Sunday, February 1, 2009

Invisible Cities

Another unusual and bewitching work from the ever-imaginative Italo Calvino -- though novel may not be the correct term for this collection of sketches.

The narrator, Marco Polo, is describing to Kublai Khan the cities he has visited in his travels. There are 55 in all, described in spare but evocative prose.

My favourite is the city of Armilla, which consists only of plumbing. No houses, only a forest of water pipes rising in the air. Occasionally one glimpses a woman bathing in a tub or showering in midair.

But most sketches are far less visual than this, focusing instead on mysterious behaviour and odd routines. Sophronia, for example, is composed of two half-cities, one permanent, one temporary. The former is an amusement park of roller coasters and ferris wheels. The latter is made of stone and marble; every year it is dismantled and transported to vacant lots in the amusement park.

There is no plot to unify these tales, and the reader, like Kublai Khan, struggles to extract meaning from them. Wide and exotic his kingdom may be, yet how can such cities be real? Are they different views of the same city, Marco Polo's Venice perhaps? Can they be likened to squares on a chessboard, or an atlas of cities not yet discovered?

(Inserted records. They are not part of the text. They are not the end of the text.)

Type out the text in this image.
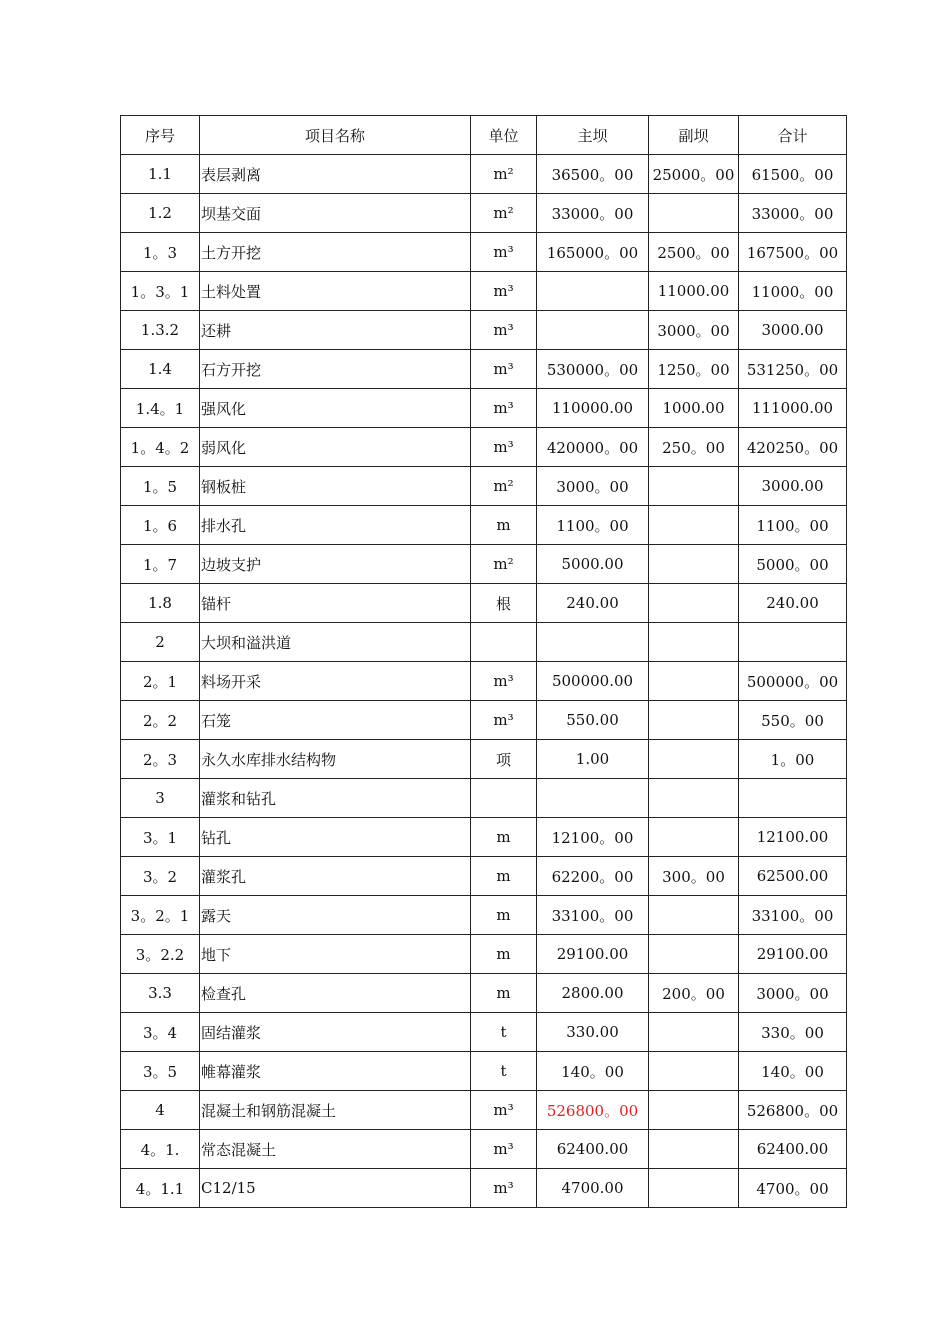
序号	项目名称	单位	主坝	副坝	合计
1.1	表层剥离	m²	36500。00	25000。00	61500。00
1.2	坝基交面	m²	33000。00		33000。00
1。3	土方开挖	m³	165000。00	2500。00	167500。00
1。3。1	土料处置	m³		11000.00	11000。00
1.3.2	还耕	m³		3000。00	3000.00
1.4	石方开挖	m³	530000。00	1250。00	531250。00
1.4。1	强风化	m³	110000.00	1000.00	111000.00
1。4。2	弱风化	m³	420000。00	250。00	420250。00
1。5	钢板桩	m²	3000。00		3000.00
1。6	排水孔	m	1100。00		1100。00
1。7	边坡支护	m²	5000.00		5000。00
1.8	锚杆	根	240.00		240.00
2	大坝和溢洪道				
2。1	料场开采	m³	500000.00		500000。00
2。2	石笼	m³	550.00		550。00
2。3	永久水库排水结构物	项	1.00		1。00
3	灌浆和钻孔				
3。1	钻孔	m	12100。00		12100.00
3。2	灌浆孔	m	62200。00	300。00	62500.00
3。2。1	露天	m	33100。00		33100。00
3。2.2	地下	m	29100.00		29100.00
3.3	检查孔	m	2800.00	200。00	3000。00
3。4	固结灌浆	t	330.00		330。00
3。5	帷幕灌浆	t	140。00		140。00
4	混凝土和钢筋混凝土	m³	526800。00		526800。00
4。1.	常态混凝土	m³	62400.00		62400.00
4。1.1	C12/15	m³	4700.00		4700。00
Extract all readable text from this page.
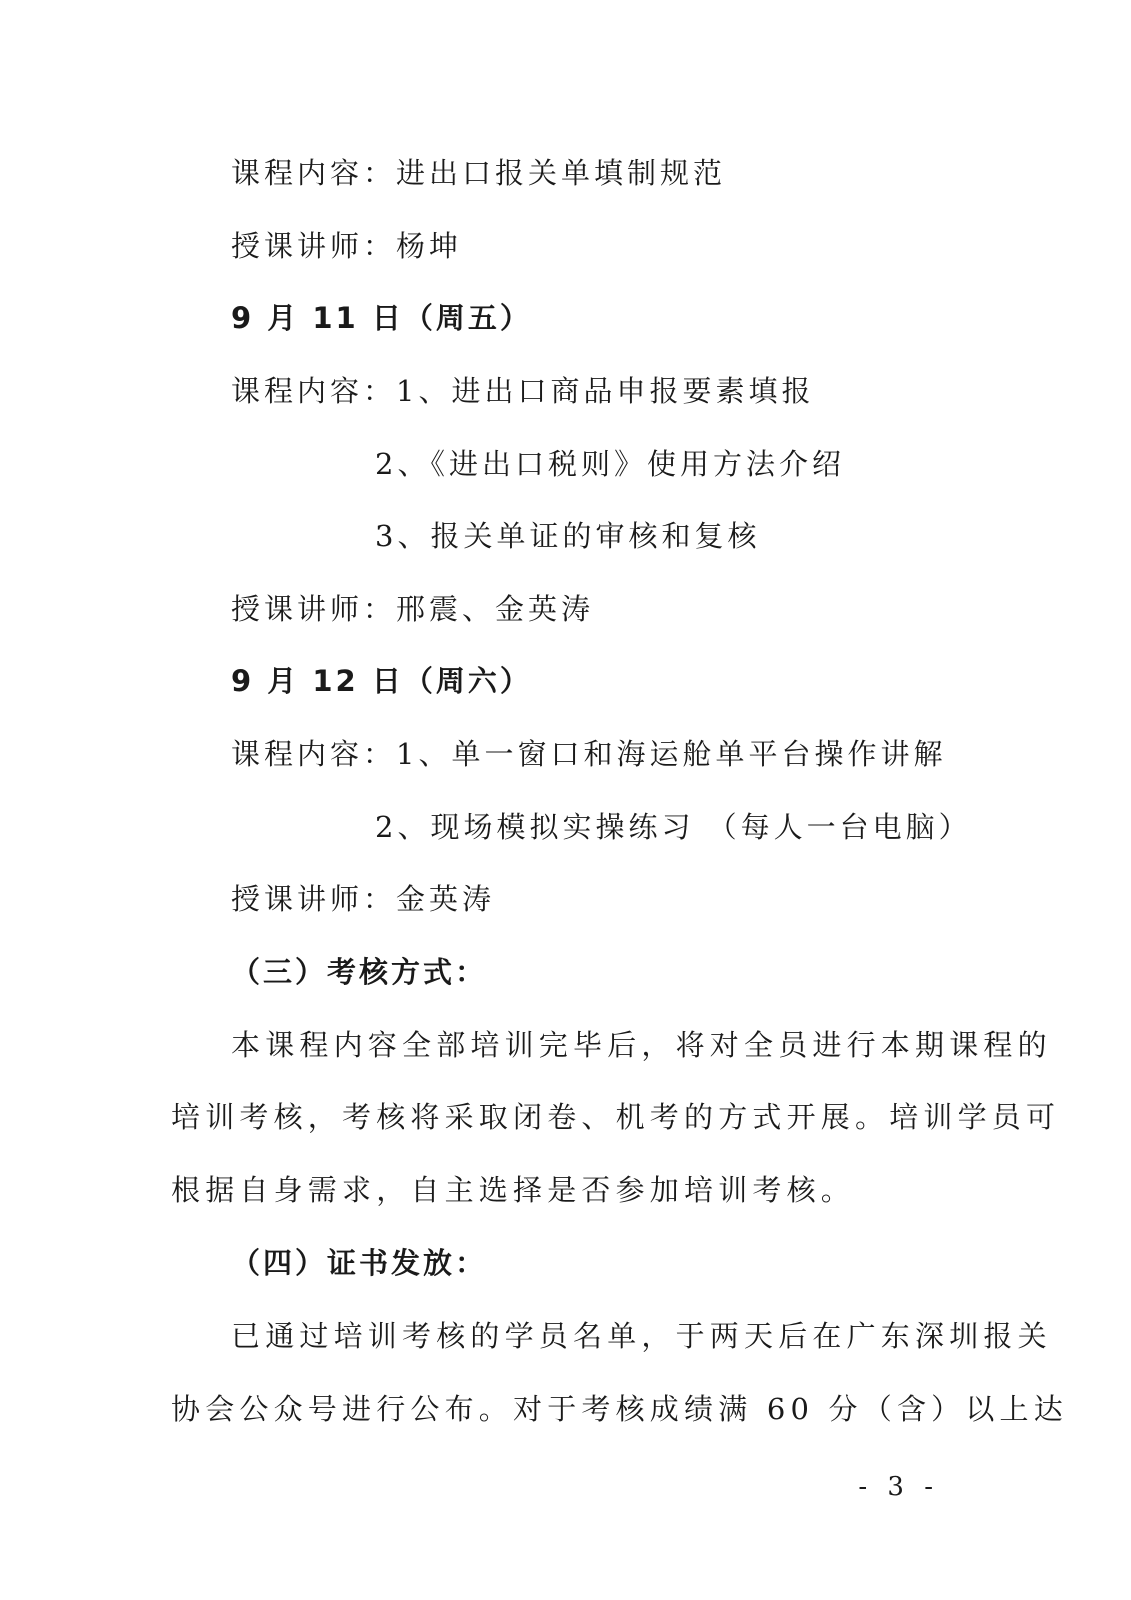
课程内容：进出口报关单填制规范
授课讲师：杨坤
9 月 11 日（周五）
课程内容：1、进出口商品申报要素填报
2、《进出口税则》使用方法介绍
3、报关单证的审核和复核
授课讲师：邢震、金英涛
9 月 12 日（周六）
课程内容：1、单一窗口和海运舱单平台操作讲解
2、现场模拟实操练习 （每人一台电脑）
授课讲师：金英涛
（三）考核方式：
本课程内容全部培训完毕后，将对全员进行本期课程的
培训考核，考核将采取闭卷、机考的方式开展。培训学员可
根据自身需求，自主选择是否参加培训考核。
（四）证书发放：
已通过培训考核的学员名单，于两天后在广东深圳报关
协会公众号进行公布。对于考核成绩满 60 分（含）以上达
- 3 -
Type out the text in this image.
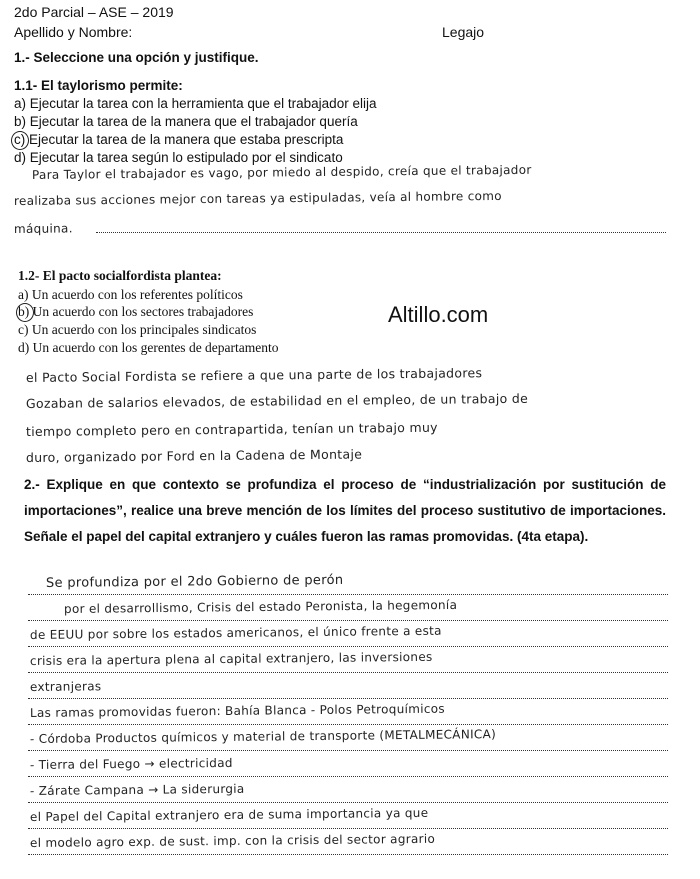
2do Parcial – ASE – 2019
Apellido y Nombre:	Legajo
1.- Seleccione una opción y justifique.
1.1- El taylorismo permite:
a) Ejecutar la tarea con la herramienta que el trabajador elija
b) Ejecutar la tarea de la manera que el trabajador quería
c) Ejecutar la tarea de la manera que estaba prescripta
d) Ejecutar la tarea según lo estipulado por el sindicato
Para Taylor el trabajador es vago, por miedo al despido, creía que el trabajador
realizaba sus acciones mejor con tareas ya estipuladas, veía al hombre como
máquina.
1.2- El pacto socialfordista plantea:
a) Un acuerdo con los referentes políticos
b) Un acuerdo con los sectores trabajadores
c) Un acuerdo con los principales sindicatos
d) Un acuerdo con los gerentes de departamento
Altillo.com
el Pacto Social Fordista se refiere a que una parte de los trabajadores
Gozaban de salarios elevados, de estabilidad en el empleo, de un trabajo de
tiempo completo pero en contrapartida, tenían un trabajo muy
duro, organizado por Ford en la Cadena de Montaje
2.- Explique en que contexto se profundiza el proceso de “industrialización por sustitución de importaciones”, realice una breve mención de los límites del proceso sustitutivo de importaciones. Señale el papel del capital extranjero y cuáles fueron las ramas promovidas. (4ta etapa).
Se profundiza por el 2do Gobierno de perón
por el desarrollismo, Crisis del estado Peronista, la hegemonía
de EEUU por sobre los estados americanos, el único frente a esta
crisis era la apertura plena al capital extranjero, las inversiones
extranjeras
Las ramas promovidas fueron: Bahía Blanca - Polos Petroquímicos
- Córdoba Productos químicos y material de transporte (METALMECÁNICA)
- Tierra del Fuego → electricidad
- Zárate Campana → La siderurgia
el Papel del Capital extranjero era de suma importancia ya que
el modelo agro exp. de sust. imp. con la crisis del sector agrario
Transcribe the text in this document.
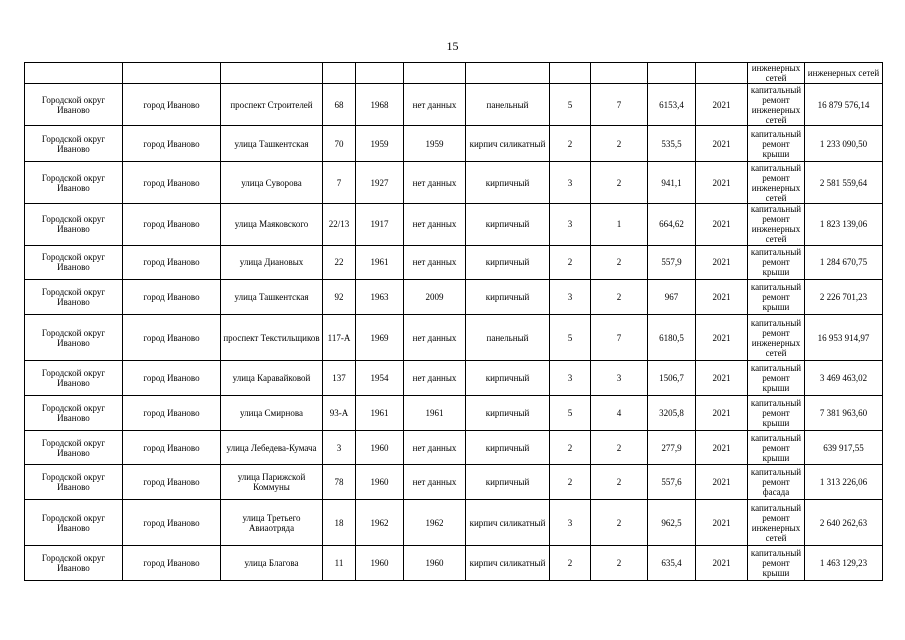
15
											инженерных сетей	инженерных сетей
Городской округ Иваново	город Иваново	проспект Строителей	68	1968	нет данных	панельный	5	7	6153,4	2021	капитальный ремонт инженерных сетей	16 879 576,14
Городской округ Иваново	город Иваново	улица Ташкентская	70	1959	1959	кирпич силикатный	2	2	535,5	2021	капитальный ремонт крыши	1 233 090,50
Городской округ Иваново	город Иваново	улица Суворова	7	1927	нет данных	кирпичный	3	2	941,1	2021	капитальный ремонт инженерных сетей	2 581 559,64
Городской округ Иваново	город Иваново	улица Маяковского	22/13	1917	нет данных	кирпичный	3	1	664,62	2021	капитальный ремонт инженерных сетей	1 823 139,06
Городской округ Иваново	город Иваново	улица Диановых	22	1961	нет данных	кирпичный	2	2	557,9	2021	капитальный ремонт крыши	1 284 670,75
Городской округ Иваново	город Иваново	улица Ташкентская	92	1963	2009	кирпичный	3	2	967	2021	капитальный ремонт крыши	2 226 701,23
Городской округ Иваново	город Иваново	проспект Текстильщиков	117-А	1969	нет данных	панельный	5	7	6180,5	2021	капитальный ремонт инженерных сетей	16 953 914,97
Городской округ Иваново	город Иваново	улица Каравайковой	137	1954	нет данных	кирпичный	3	3	1506,7	2021	капитальный ремонт крыши	3 469 463,02
Городской округ Иваново	город Иваново	улица Смирнова	93-А	1961	1961	кирпичный	5	4	3205,8	2021	капитальный ремонт крыши	7 381 963,60
Городской округ Иваново	город Иваново	улица Лебедева-Кумача	3	1960	нет данных	кирпичный	2	2	277,9	2021	капитальный ремонт крыши	639 917,55
Городской округ Иваново	город Иваново	улица Парижской Коммуны	78	1960	нет данных	кирпичный	2	2	557,6	2021	капитальный ремонт фасада	1 313 226,06
Городской округ Иваново	город Иваново	улица Третьего Авиаотряда	18	1962	1962	кирпич силикатный	3	2	962,5	2021	капитальный ремонт инженерных сетей	2 640 262,63
Городской округ Иваново	город Иваново	улица Благова	11	1960	1960	кирпич силикатный	2	2	635,4	2021	капитальный ремонт крыши	1 463 129,23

Further complications are the names of the cities (all feminine) and the order in which they appear. The 55 cities are composed of eleven groups:

Cities and memory
Cities and desire
Cities and signs
Thin cities
Trading cities
Cities and eyes
Cities and names
Cities and the dead
Cities and the sky
Continuous cities
Hidden cities

Within each group there are five cities, numbered thusly:

Cities and memory 1
Cities and memory 2
Cities and memory 3
Cities and memory 4
Cities and memory 5

These sketches are scattered throughout the book in nine numbered sections. The middle sections (2-8) contain five fables each, while the first and last sections contain ten each. The order of the first section seems arbitrary:

Cities and memory 1
Cities and memory 2
Cities and desire 1
Cities and memory 3
Cities and desire 2
Cities and signs 1
Cities and memories 4
Cities and desire 3
Cities and signs 2
Thin cities 1

But a glance at the second section reveals the secret:

Cities and memory 5
Cities and desire 4
Cities and signs 3
Thin cities 2
Trading cities 1

The numerical pattern is repeated through the remaining sections, save the last, whose order is now predetermined:

Cities and the dead 5
Cities and the sky 4
Continuous cities 3
Hidden cities 2
Cities and the sky 5
Continuous cities 4
Hidden cities 3
Continuous cities 5
Hidden cities 4
Hidden cities 5

The significance of the book's mathematical structure is murky. Either it is done purely for effect (unlikely), or it is invested with a meaning I've not been able to decipher (likely).

Eventually I found myself imagining the book as a deck of cards, the kind used for divination, partly because of the elusive meaning of the tales, and partly because the eleven city groups reminded me of suits.

Were I to read this book again, I might forsake the order of the sketches as they appear in the book, and read them group by group in correct numerical sequence.